“But you—” She stiffened, staring at him. “You don’t mean — those pictures — not really—”

“Not the pictures. The picture. Just one of them. From it I deduce, among other things, that if you go back to that house you’re apt to get killed. And you’re certainly going to be needed, so — Yes, Fritz?”

Fritz, having closed the door behind him, advanced halfway to the desk and spoke:

“A caller, sir. Mr. John Charles Dunn. A gentleman and three ladies are with him.”

Chapter 16

There was an instant’s silence and then Sara Dunn popped out of her chair and pretended she was a cyclone.

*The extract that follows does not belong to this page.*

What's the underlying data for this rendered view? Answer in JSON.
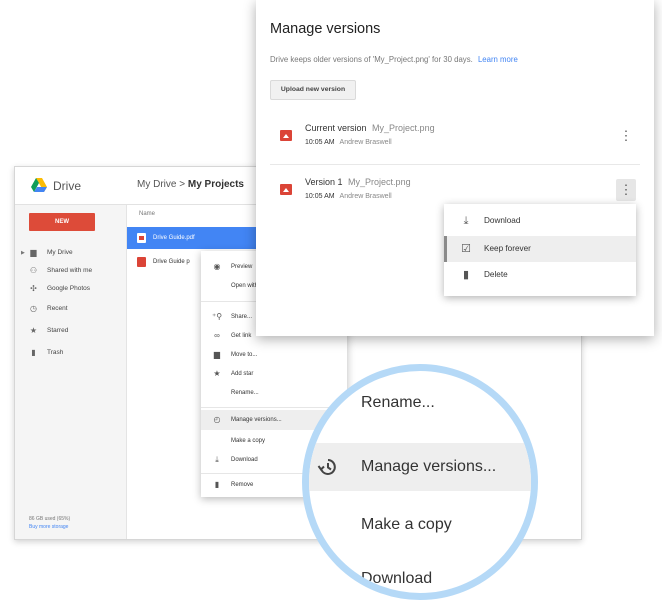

At that, she was young and active, and might have presented difficulties if her hands had been free to continue with my face where Daisy had left off the day before, but she was using them to collect snapshots. She had the envelope containing the film and the discards in one hand, and was reaching for the remaining six with the other, when I gathered her in. I did it promptly and neatly, with my left arm clamping both her arms and her body above the waist, and my right hand smothering her mouth and nose and pushing the back of her head into my ribs. She couldn’t even kick, because my knees had her legs pinned against the desk.

Wolfe asked, “Are you hurting her?”

“Not to speak of.”

He grunted, got up and came around the desk, and retrieved the envelope from her left hand. There wasn’t much grip in her fingers on account of the pressure on her arm. Then he collected the six pictures she hadn’t got hold of, dropped them into the envelope, crossed to the safe, put the envelope in a drawer, and closed the safe door.